With harvest nearing completion, 2012 average wheat yields, test weights and quality were good, which was a pleasant surprise to many producers.
With the mild winter, the winter wheat crop came out of dormancy early, which allowed it to grow more quickly than normal. Then, the major wheat-producing area of the state got hit with an April freeze.
“Everything looked really, really good until the freeze,” said Lloyd Murdock, Extension soil specialist with the University of Kentucky College of Agriculture . “After the freeze, some producers began to recognize they had significant damage.”
That damage created a lot of yield variability within fields, said Curt Judy, Todd County agriculture and natural resources Extension agent. He estimated average yields were around 70 to 75 bushels per acre with yields varying within fields between the 40s and the 90s.
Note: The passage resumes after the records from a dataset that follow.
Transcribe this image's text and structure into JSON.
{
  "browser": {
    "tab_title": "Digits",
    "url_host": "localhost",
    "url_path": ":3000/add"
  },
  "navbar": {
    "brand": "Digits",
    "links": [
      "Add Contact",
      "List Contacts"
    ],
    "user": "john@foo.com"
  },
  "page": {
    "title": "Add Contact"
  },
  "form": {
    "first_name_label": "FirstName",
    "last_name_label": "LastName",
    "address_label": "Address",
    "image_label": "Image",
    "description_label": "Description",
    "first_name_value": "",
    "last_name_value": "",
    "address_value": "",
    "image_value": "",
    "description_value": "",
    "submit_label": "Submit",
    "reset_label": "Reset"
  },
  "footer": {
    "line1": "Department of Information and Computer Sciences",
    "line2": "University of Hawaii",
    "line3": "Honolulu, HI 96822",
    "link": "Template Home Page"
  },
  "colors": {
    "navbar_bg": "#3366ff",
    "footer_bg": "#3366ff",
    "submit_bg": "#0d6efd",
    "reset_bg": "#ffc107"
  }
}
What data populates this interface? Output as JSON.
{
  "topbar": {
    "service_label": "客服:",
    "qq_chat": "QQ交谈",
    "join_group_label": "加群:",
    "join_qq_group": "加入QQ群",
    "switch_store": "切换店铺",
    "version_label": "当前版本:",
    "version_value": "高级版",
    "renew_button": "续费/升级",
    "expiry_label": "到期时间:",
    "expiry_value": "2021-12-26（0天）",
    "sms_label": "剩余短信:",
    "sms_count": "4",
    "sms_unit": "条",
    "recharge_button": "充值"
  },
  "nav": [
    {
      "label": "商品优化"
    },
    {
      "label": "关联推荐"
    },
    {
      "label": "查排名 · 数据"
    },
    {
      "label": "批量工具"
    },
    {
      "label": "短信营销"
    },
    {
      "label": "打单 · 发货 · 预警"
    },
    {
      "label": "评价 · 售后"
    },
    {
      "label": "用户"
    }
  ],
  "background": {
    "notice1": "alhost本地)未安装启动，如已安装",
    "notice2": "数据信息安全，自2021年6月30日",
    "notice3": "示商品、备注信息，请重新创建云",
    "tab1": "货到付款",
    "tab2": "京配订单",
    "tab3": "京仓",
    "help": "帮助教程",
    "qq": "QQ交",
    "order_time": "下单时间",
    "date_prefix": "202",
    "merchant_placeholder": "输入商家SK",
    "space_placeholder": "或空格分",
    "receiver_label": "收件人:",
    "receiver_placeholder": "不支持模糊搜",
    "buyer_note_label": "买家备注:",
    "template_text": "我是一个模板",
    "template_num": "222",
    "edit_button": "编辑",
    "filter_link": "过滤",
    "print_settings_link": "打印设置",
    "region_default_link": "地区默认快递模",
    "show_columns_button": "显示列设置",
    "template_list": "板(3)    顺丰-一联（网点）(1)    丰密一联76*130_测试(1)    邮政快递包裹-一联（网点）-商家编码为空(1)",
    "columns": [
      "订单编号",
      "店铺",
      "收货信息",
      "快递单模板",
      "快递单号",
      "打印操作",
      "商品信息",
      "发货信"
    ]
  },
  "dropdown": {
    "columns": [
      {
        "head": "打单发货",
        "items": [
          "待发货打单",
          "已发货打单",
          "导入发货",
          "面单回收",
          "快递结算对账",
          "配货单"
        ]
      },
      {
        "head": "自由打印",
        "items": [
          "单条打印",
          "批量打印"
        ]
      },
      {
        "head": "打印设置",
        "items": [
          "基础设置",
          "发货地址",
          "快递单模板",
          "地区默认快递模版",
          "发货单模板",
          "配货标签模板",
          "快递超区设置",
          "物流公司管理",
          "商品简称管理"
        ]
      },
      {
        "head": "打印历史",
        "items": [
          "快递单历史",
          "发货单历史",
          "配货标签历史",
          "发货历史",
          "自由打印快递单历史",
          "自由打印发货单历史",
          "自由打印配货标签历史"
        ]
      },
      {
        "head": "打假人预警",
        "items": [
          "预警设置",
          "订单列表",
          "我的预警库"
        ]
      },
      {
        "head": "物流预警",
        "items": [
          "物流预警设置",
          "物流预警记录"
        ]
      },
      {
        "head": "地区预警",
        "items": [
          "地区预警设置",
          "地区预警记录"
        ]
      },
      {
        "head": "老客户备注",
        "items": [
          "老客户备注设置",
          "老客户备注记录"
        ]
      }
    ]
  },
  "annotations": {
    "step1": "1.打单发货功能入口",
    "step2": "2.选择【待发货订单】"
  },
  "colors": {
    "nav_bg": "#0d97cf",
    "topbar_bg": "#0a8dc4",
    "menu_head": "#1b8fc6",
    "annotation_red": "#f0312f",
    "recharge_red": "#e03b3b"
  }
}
“As far as I know, there was not a field anywhere in the county that didn’t experience some level of cold injury,”he said. “Cold damage varied by the crop’s landscape position. Low-lying areas were hurt more by the cold; ridges and higher ground suffered much less injury.”
Murdock said one of his research plots at the UK Research and Education Center in Princeton had about a 10 percent yield reduction as a result of freeze damage. He suspects other fields at the center suffered similar yield losses.
One weather factor that had minimal, if any, impact on wheat yields was the extreme drought in western Kentucky. The spring of 2012 was the second driest meteorological spring on record in western Kentucky.
“Wheat tends to handle dry conditions very well,” Murdock said. “Because of the dry weather, we had almost no diseases as the lack of moisture prevented disease development.”